The first of these factors, autoimmune diseases, ie immune system problems, lupus anticoagulant and anticardiolipin antibodies may increase and increase the risk of miscarriage. Coagulation disorders are called thrombophilia. This group includes factor 5 Leyden mutation, anti prothrombin antibodies, anti B2 glucoprotein antibodies and controversial protein C, protein S level deviations, MTHFR gene mutation, homocysteine and antithrombin 3 antibodies. Whether there is a history of thrombosis in the woman or her family should be screened. The place of heparin treatment in this group is clearer.


  • Maternal age:


There is an increased risk of miscarriage in advanced maternal age. The increased risk of miscarriage in women 30 years and men after 40 years may be related to changes in the structure of ovum and sperm.


  • Infections:

It is absolutely useful in making vaginal cultures and it is an easy test. Because chlamidia, ureoplasma and mycoplasma infections, which persist in the vagina for a long time, increase the low risks.


  • Environmental Reasons: Smoking and alcohol falls under this group
  • Psychological Reasons:

This issue is controversial. It is known that the rate of depression increases in abortions of two or more. However, it will not be clear whether depression leads to miscarriage or miscarriage leads to depression.


Diagnosis and treatment in recurrent pregnancy losses

For diagnosis and treatment, at the first stage, a genetic examination should be made on the low or low abortion material, and if necessary, a chromosome analysis of the mother and father should be made and genetic counseling should be given. Here, preimplantation pregnancy can be applied if necessary.

In anatomic factors, the diagnosis of septum or adhesion can be made by medicated uterine film (hysterosalpingography), sonohysterography or hysteroscopy. Both conditions can be treated by hysteroscopic method. Myomectomy operation should be performed if the low cause is localized, size or number risky myomas. If it is thought to be cervical insufficiency, cervical cerclage should be applied after 12 weeks.

If hormonal factors are involved, insulin resistance should be corrected in polycystic ovarian syndrome, thyroid hormones should be brought to an ideal level, blood glucose levels should be kept at ideal intervals in diabetic women and supplemented with progesterone hormone if luteal phase failure is considered.

There are autoimmune diseases; If lupus anticoagulant or anticardiolipin antibodies are positive, heparin and aspirin should be started.
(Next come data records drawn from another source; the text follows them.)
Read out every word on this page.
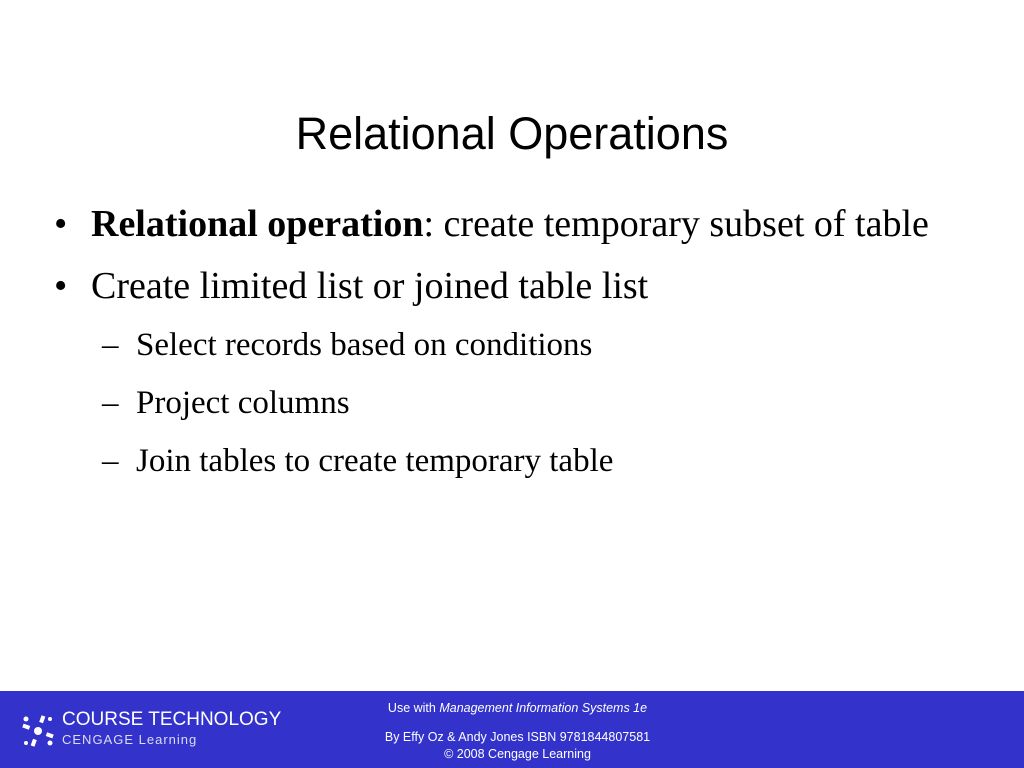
Relational Operations
• Relational operation: create temporary subset of table
• Create limited list or joined table list
– Select records based on conditions
– Project columns
– Join tables to create temporary table
COURSE TECHNOLOGY
CENGAGE Learning
Use with Management Information Systems 1e
By Effy Oz & Andy Jones ISBN 9781844807581
© 2008 Cengage Learning
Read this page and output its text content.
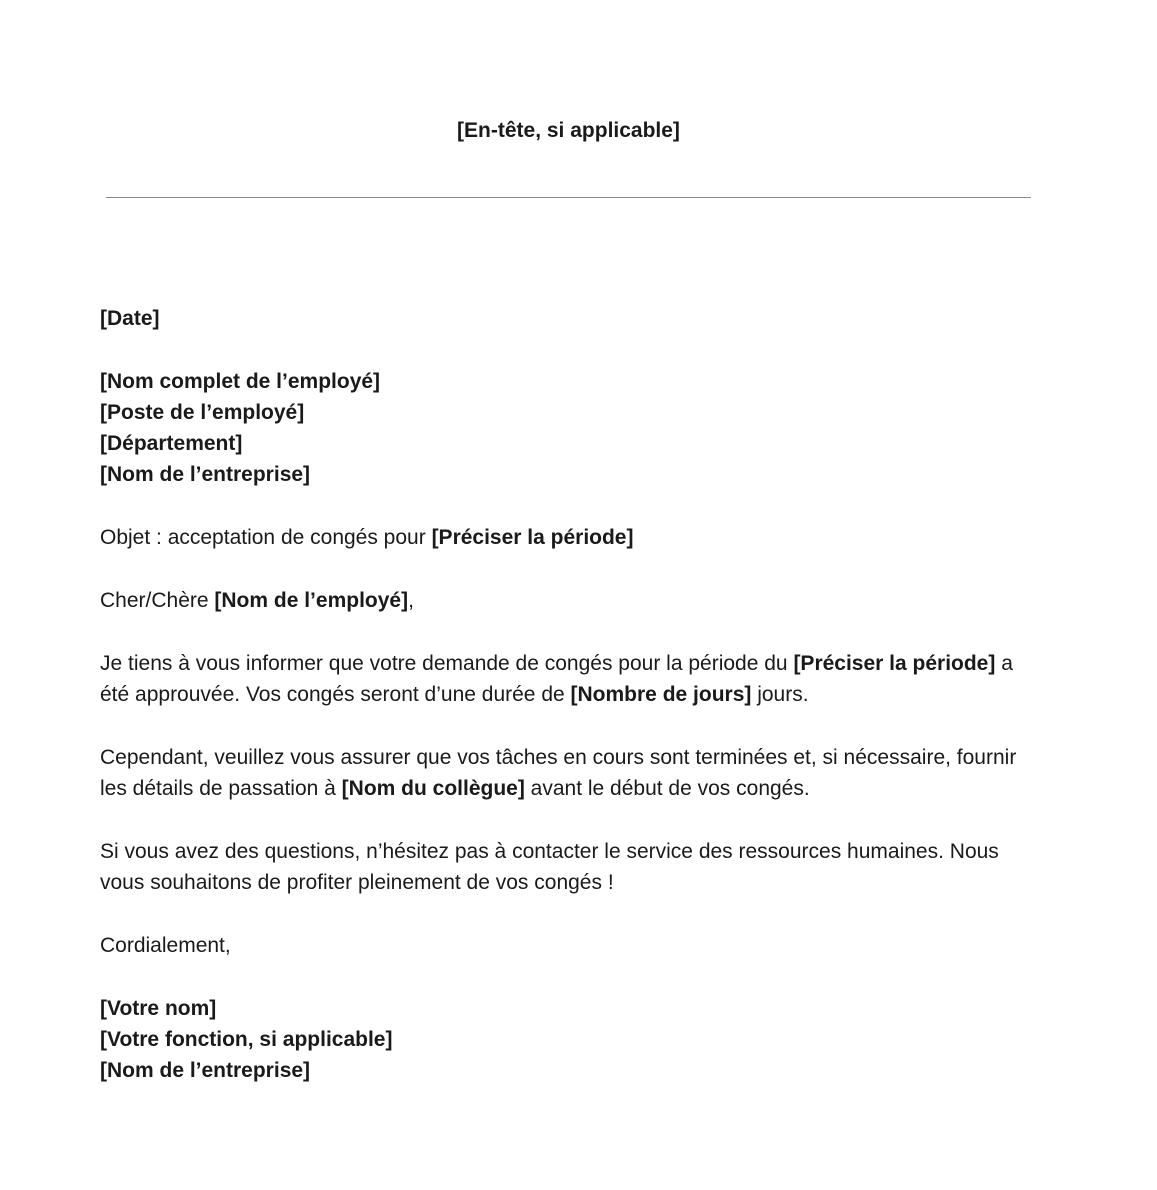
[En-tête, si applicable]

[Date]

[Nom complet de l’employé]
[Poste de l’employé]
[Département]
[Nom de l’entreprise]

Objet : acceptation de congés pour [Préciser la période]

Cher/Chère [Nom de l’employé],

Je tiens à vous informer que votre demande de congés pour la période du [Préciser la période] a été approuvée. Vos congés seront d’une durée de [Nombre de jours] jours.

Cependant, veuillez vous assurer que vos tâches en cours sont terminées et, si nécessaire, fournir les détails de passation à [Nom du collègue] avant le début de vos congés.

Si vous avez des questions, n’hésitez pas à contacter le service des ressources humaines. Nous vous souhaitons de profiter pleinement de vos congés !

Cordialement,

[Votre nom]
[Votre fonction, si applicable]
[Nom de l’entreprise]
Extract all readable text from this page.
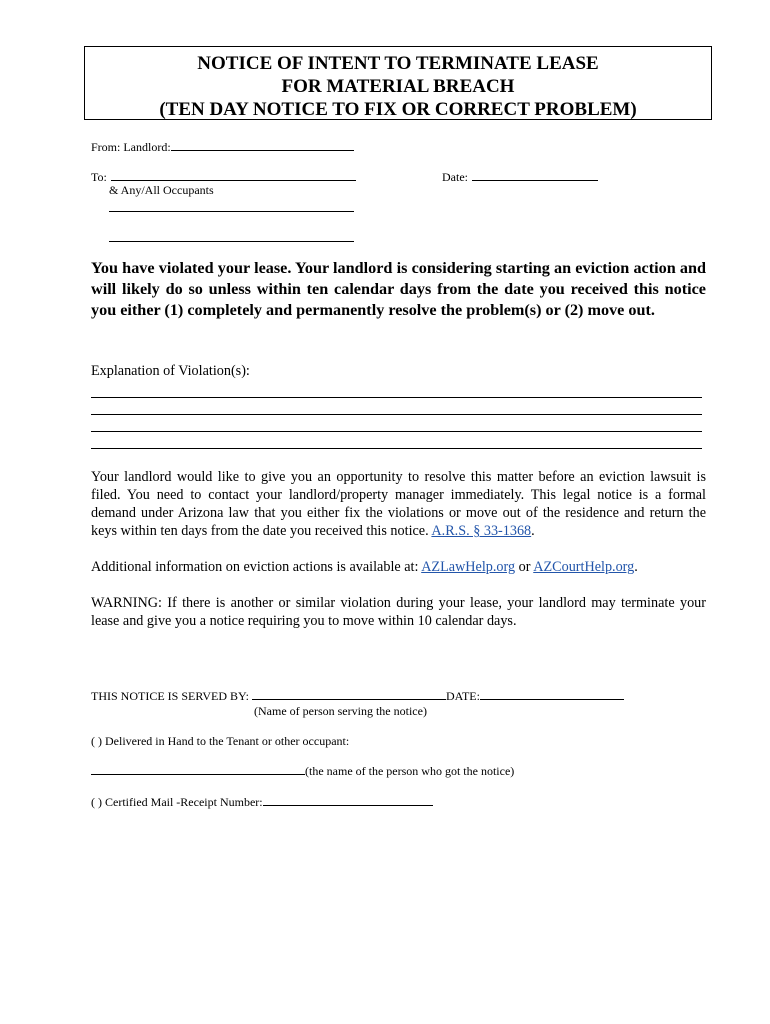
NOTICE OF INTENT TO TERMINATE LEASE
FOR MATERIAL BREACH
(TEN DAY NOTICE TO FIX OR CORRECT PROBLEM)
From: Landlord:
To:	Date:
& Any/All Occupants
You have violated your lease. Your landlord is considering starting an eviction action and will likely do so unless within ten calendar days from the date you received this notice you either (1) completely and permanently resolve the problem(s) or (2) move out.
Explanation of Violation(s):
Your landlord would like to give you an opportunity to resolve this matter before an eviction lawsuit is filed. You need to contact your landlord/property manager immediately. This legal notice is a formal demand under Arizona law that you either fix the violations or move out of the residence and return the keys within ten days from the date you received this notice. A.R.S. § 33-1368.
Additional information on eviction actions is available at: AZLawHelp.org or AZCourtHelp.org.
WARNING: If there is another or similar violation during your lease, your landlord may terminate your lease and give you a notice requiring you to move within 10 calendar days.
THIS NOTICE IS SERVED BY:	DATE:
(Name of person serving the notice)
( ) Delivered in Hand to the Tenant or other occupant:
(the name of the person who got the notice)
( ) Certified Mail -Receipt Number:
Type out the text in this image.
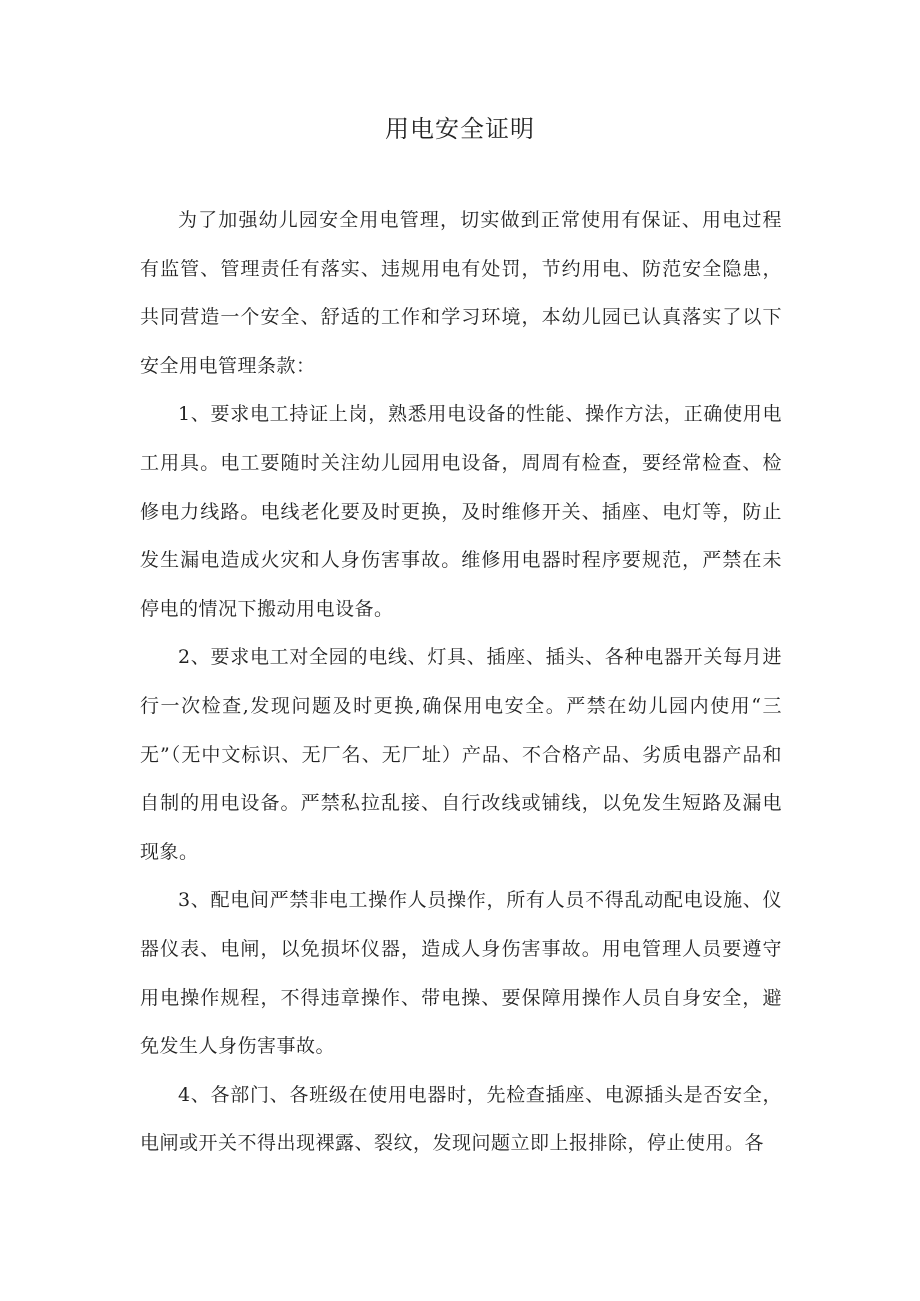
用电安全证明

为了加强幼儿园安全用电管理，切实做到正常使用有保证、用电过程有监管、管理责任有落实、违规用电有处罚，节约用电、防范安全隐患，共同营造一个安全、舒适的工作和学习环境，本幼儿园已认真落实了以下安全用电管理条款：

1、要求电工持证上岗，熟悉用电设备的性能、操作方法，正确使用电工用具。电工要随时关注幼儿园用电设备，周周有检查，要经常检查、检修电力线路。电线老化要及时更换，及时维修开关、插座、电灯等，防止发生漏电造成火灾和人身伤害事故。维修用电器时程序要规范，严禁在未停电的情况下搬动用电设备。

2、要求电工对全园的电线、灯具、插座、插头、各种电器开关每月进行一次检查,发现问题及时更换,确保用电安全。严禁在幼儿园内使用“三无”（无中文标识、无厂名、无厂址）产品、不合格产品、劣质电器产品和自制的用电设备。严禁私拉乱接、自行改线或铺线，以免发生短路及漏电现象。

3、配电间严禁非电工操作人员操作，所有人员不得乱动配电设施、仪器仪表、电闸，以免损坏仪器，造成人身伤害事故。用电管理人员要遵守用电操作规程，不得违章操作、带电操、要保障用操作人员自身安全，避免发生人身伤害事故。

4、各部门、各班级在使用电器时，先检查插座、电源插头是否安全，电闸或开关不得出现裸露、裂纹，发现问题立即上报排除，停止使用。各
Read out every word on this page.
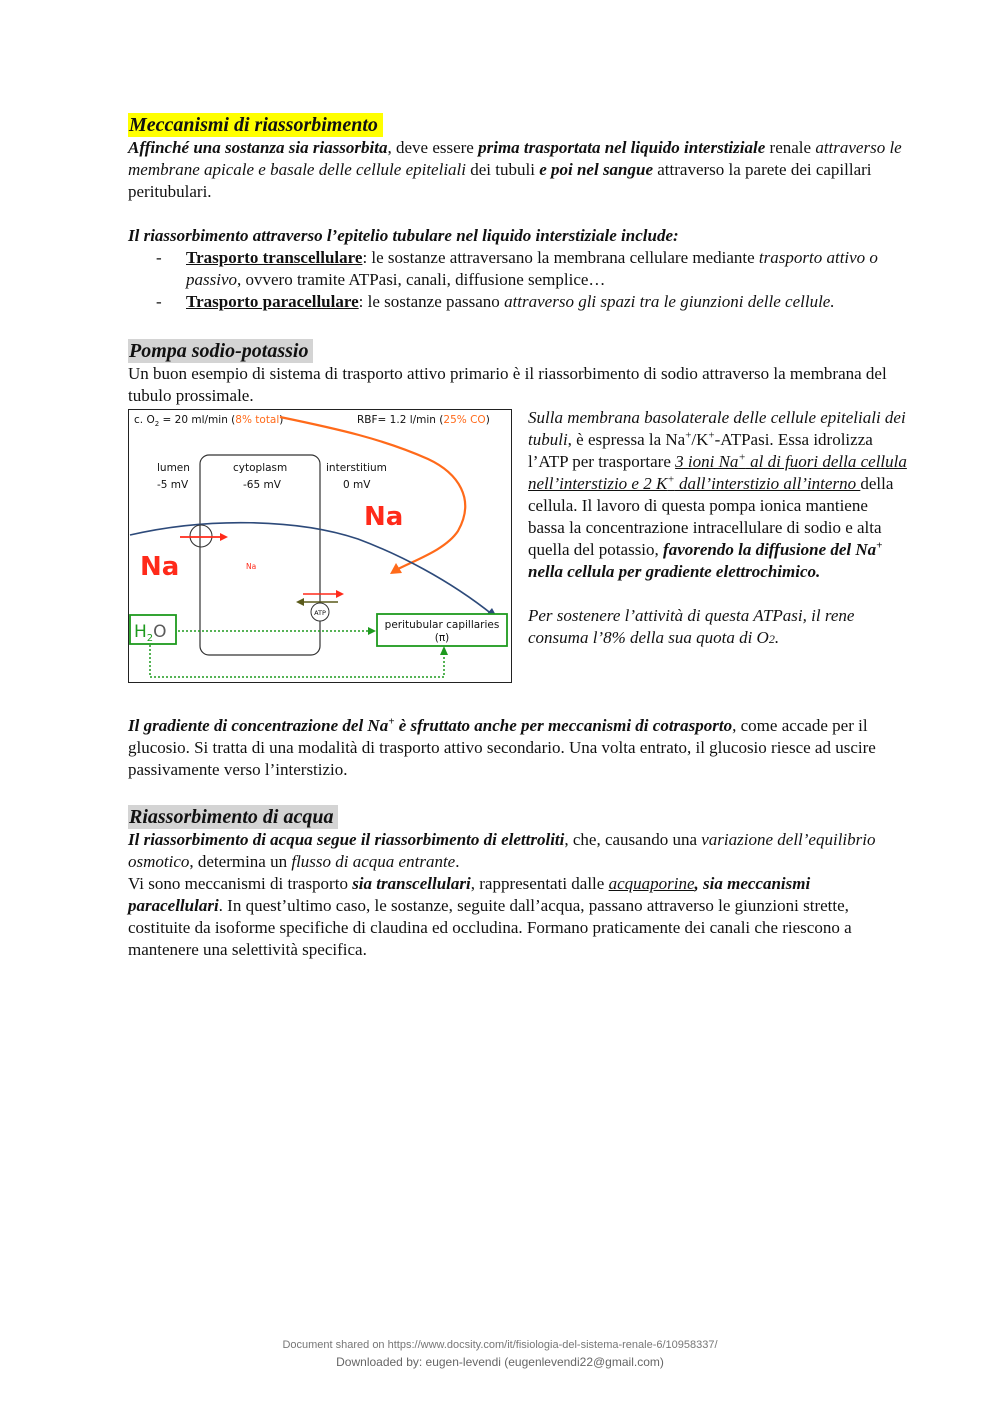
Meccanismi di riassorbimento

Affinché una sostanza sia riassorbita, deve essere prima trasportata nel liquido interstiziale renale attraverso le membrane apicale e basale delle cellule epiteliali dei tubuli e poi nel sangue attraverso la parete dei capillari peritubulari.

Il riassorbimento attraverso l’epitelio tubulare nel liquido interstiziale include:

- Trasporto transcellulare: le sostanze attraversano la membrana cellulare mediante trasporto attivo o passivo, ovvero tramite ATPasi, canali, diffusione semplice…
- Trasporto paracellulare: le sostanze passano attraverso gli spazi tra le giunzioni delle cellule.
Pompa sodio-potassio

Un buon esempio di sistema di trasporto attivo primario è il riassorbimento di sodio attraverso la membrana del tubulo prossimale.

c. $O_2 = 20$ ml/min (8% total)	RBF= 1.2 l/min (25% CO)
lumen
-5 mV
cytoplasm
-65 mV
interstitium
0 mV
Na
Na	Na
ATP
$H_2O$	peritubular capillaries
(π)

Sulla membrana basolaterale delle cellule epiteliali dei tubuli, è espressa la Na+/K+-ATPasi. Essa idrolizza l’ATP per trasportare 3 ioni Na+ al di fuori della cellula nell’interstizio e 2 K+ dall’interstizio all’interno della cellula. Il lavoro di questa pompa ionica mantiene bassa la concentrazione intracellulare di sodio e alta quella del potassio, favorendo la diffusione del Na+ nella cellula per gradiente elettrochimico.

Per sostenere l’attività di questa ATPasi, il rene consuma l’8% della sua quota di O2.

Il gradiente di concentrazione del Na+ è sfruttato anche per meccanismi di cotrasporto, come accade per il glucosio. Si tratta di una modalità di trasporto attivo secondario. Una volta entrato, il glucosio riesce ad uscire passivamente verso l’interstizio.

Riassorbimento di acqua

Il riassorbimento di acqua segue il riassorbimento di elettroliti, che, causando una variazione dell’equilibrio osmotico, determina un flusso di acqua entrante.

Vi sono meccanismi di trasporto sia transcellulari, rappresentati dalle acquaporine, sia meccanismi paracellulari. In quest’ultimo caso, le sostanze, seguite dall’acqua, passano attraverso le giunzioni strette, costituite da isoforme specifiche di claudina ed occludina. Formano praticamente dei canali che riescono a mantenere una selettività specifica.

Document shared on https://www.docsity.com/it/fisiologia-del-sistema-renale-6/10958337/
Downloaded by: eugen-levendi (eugenlevendi22@gmail.com)
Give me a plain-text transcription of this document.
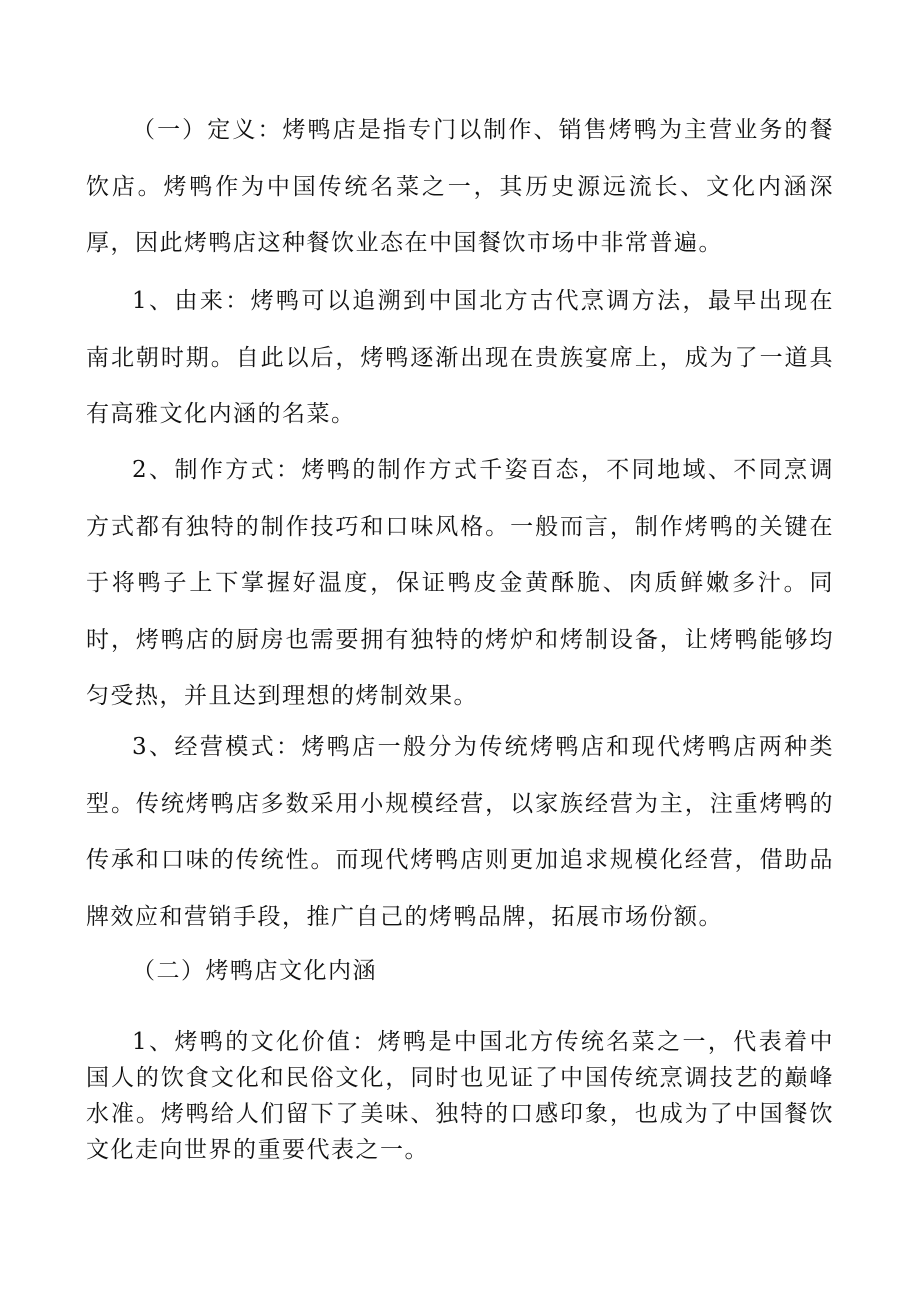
（一）定义：烤鸭店是指专门以制作、销售烤鸭为主营业务的餐饮店。烤鸭作为中国传统名菜之一，其历史源远流长、文化内涵深厚，因此烤鸭店这种餐饮业态在中国餐饮市场中非常普遍。

1、由来：烤鸭可以追溯到中国北方古代烹调方法，最早出现在南北朝时期。自此以后，烤鸭逐渐出现在贵族宴席上，成为了一道具有高雅文化内涵的名菜。

2、制作方式：烤鸭的制作方式千姿百态，不同地域、不同烹调方式都有独特的制作技巧和口味风格。一般而言，制作烤鸭的关键在于将鸭子上下掌握好温度，保证鸭皮金黄酥脆、肉质鲜嫩多汁。同时，烤鸭店的厨房也需要拥有独特的烤炉和烤制设备，让烤鸭能够均匀受热，并且达到理想的烤制效果。

3、经营模式：烤鸭店一般分为传统烤鸭店和现代烤鸭店两种类型。传统烤鸭店多数采用小规模经营，以家族经营为主，注重烤鸭的传承和口味的传统性。而现代烤鸭店则更加追求规模化经营，借助品牌效应和营销手段，推广自己的烤鸭品牌，拓展市场份额。

（二）烤鸭店文化内涵

1、烤鸭的文化价值：烤鸭是中国北方传统名菜之一，代表着中国人的饮食文化和民俗文化，同时也见证了中国传统烹调技艺的巅峰水准。烤鸭给人们留下了美味、独特的口感印象，也成为了中国餐饮文化走向世界的重要代表之一。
In coagulation disorders, heparin and aspirin are also recommended.

The risk is easily eliminated by choosing the appropriate antibiotic in the treatment of infection.

Smoking and alcohol should definitely be abandoned

Seeking psychological help should not be avoided.

When a cause can be identified and treated, the probability of getting the pregnancy healthy until the end can reach 90%. However, the failure to determine the cause drags both the patient and his physician into chaos and may lead to unnecessary and excessive treatment approaches from time to time. In this case, after taking the necessary precautions, it should not be forgotten that there is already a 70% probability of healthy pregnancy and birth without any treatment.